Here are five facts you should know about NASA's Stardust-NExT spacecraft as it prepares for a Valentine's "date" with comet Tempel 1. Feel free to sing along!
1. "The Way You Look Tonight" – The spacecraft is on a course to fly by comet Tempel 1 on Feb. 14 at about 8:37 p.m. PST (11:37 p.m. EST) -- Valentine's Day. Time of closest approach to Tempel 1 is significant because of the comet's rotation. We won't know until images are returned which face the comet has shown to the camera.
2. "It's All Coming Back To Me Now" – In 2004, Stardust became the first mission to collect particles directly from a comet, Wild 2, as well as samples of interstellar dust. The samples were returned in 2006 via a capsule that detached from the spacecraft and parachuted to the ground at a targeted area in Utah. Mission controllers then placed the still-viable Stardust spacecraft on a flight path that could reuse the flight system, if a target of opportunity presented itself. Tempel 1 became that target of opportunity.

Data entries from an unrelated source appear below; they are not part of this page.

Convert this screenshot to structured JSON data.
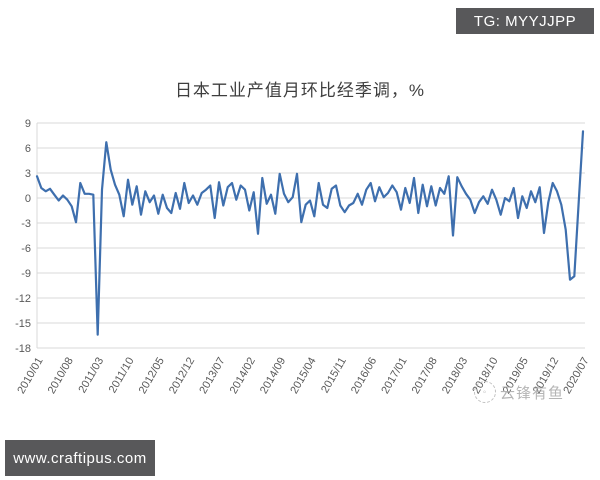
{
  "header": {
    "badge_label": "TG: MYYJJPP"
  },
  "footer": {
    "site_url": "www.craftipus.com"
  },
  "watermark": {
    "text": "云锋有鱼",
    "icon": "dashed-circle-logo"
  },
  "colors": {
    "line": "#3E6FAE",
    "grid": "#D9D9D9",
    "tick_text": "#595959",
    "badge_bg": "#58585A",
    "title_text": "#3E3E3E",
    "background": "#FFFFFF"
  },
  "chart_data": {
    "type": "line",
    "title": "日本工业产值月环比经季调，%",
    "xlabel": "",
    "ylabel": "",
    "x_frequency": "monthly",
    "x_range": [
      "2010/01",
      "2020/07"
    ],
    "x_tick_labels": [
      "2010/01",
      "2010/08",
      "2011/03",
      "2011/10",
      "2012/05",
      "2012/12",
      "2013/07",
      "2014/02",
      "2014/09",
      "2015/04",
      "2015/11",
      "2016/06",
      "2017/01",
      "2017/08",
      "2018/03",
      "2018/10",
      "2019/05",
      "2019/12",
      "2020/07"
    ],
    "x_tick_interval_months": 7,
    "y_ticks": [
      9,
      6,
      3,
      0,
      -3,
      -6,
      -9,
      -12,
      -15,
      -18
    ],
    "ylim": [
      -18,
      9
    ],
    "grid": true,
    "legend": false,
    "values": [
      2.6,
      1.2,
      0.8,
      1.1,
      0.4,
      -0.3,
      0.3,
      -0.2,
      -1.0,
      -2.9,
      1.8,
      0.5,
      0.5,
      0.4,
      -16.4,
      1.0,
      6.7,
      3.4,
      1.6,
      0.4,
      -2.2,
      2.2,
      -0.8,
      1.4,
      -2.0,
      0.8,
      -0.5,
      0.3,
      -1.9,
      0.4,
      -1.2,
      -1.8,
      0.6,
      -1.3,
      1.8,
      -0.6,
      0.3,
      -0.8,
      0.6,
      1.0,
      1.5,
      -2.4,
      1.9,
      -0.9,
      1.3,
      1.8,
      -0.2,
      1.5,
      1.0,
      -1.5,
      0.7,
      -4.3,
      2.4,
      -0.7,
      0.4,
      -1.9,
      2.9,
      0.5,
      -0.5,
      0.1,
      2.9,
      -2.9,
      -0.8,
      -0.3,
      -2.2,
      1.8,
      -0.8,
      -1.2,
      1.1,
      1.5,
      -0.9,
      -1.7,
      -0.9,
      -0.6,
      0.5,
      -0.8,
      1.0,
      1.8,
      -0.4,
      1.3,
      0.1,
      0.6,
      1.5,
      0.7,
      -1.4,
      1.2,
      -0.6,
      2.4,
      -1.8,
      1.6,
      -1.0,
      1.4,
      -0.9,
      1.2,
      0.5,
      2.6,
      -4.5,
      2.5,
      1.4,
      0.5,
      -0.2,
      -1.8,
      -0.5,
      0.2,
      -0.7,
      1.0,
      -0.2,
      -2.0,
      0.0,
      -0.4,
      1.2,
      -2.4,
      0.2,
      -1.2,
      0.8,
      -0.5,
      1.3,
      -4.2,
      -0.5,
      1.8,
      0.8,
      -0.8,
      -3.8,
      -9.8,
      -9.4,
      -0.5,
      8.0
    ],
    "annotations": []
  }
}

3. "The First Time Ever I Saw Your Face" – The Stardust-NExT mission will allow scientists for the first time to look for changes on a comet's surface that occurred after one orbit around the sun. Tempel 1 was observed in 2005 by NASA's Deep Impact mission, which put an impactor on a collision course with the comet. Stardust-NExT might get a glimpse of the crater left behind, but if not, the comet would provide scientists with previously unseen areas for study. In addition, the Stardust-NExT encounter might reveal changes to Tempel 1 between Deep Impact and Stardust-Next, since the comet has completed an orbit around the sun.
4. "The Wind Beneath My Wings" – This Tempel 1 flyby will write the final chapter of the spacecraft's success story. The aging spacecraft approached 12 years of space travel on Feb. 7, logging almost 6 billion kilometers (3.5 billion miles) since launch. The spacecraft is nearly out of fuel. The Tempel 1 flyby and return of images are expected to consume the remaining fuel.
5. "Love is Now the Stardust of Yesterday" – Although the spacecraft itself will no longer be active after the flyby, the data collected by the Stardust-NExT mission will provide comet scientists with years of data to study how comets formed and evolved.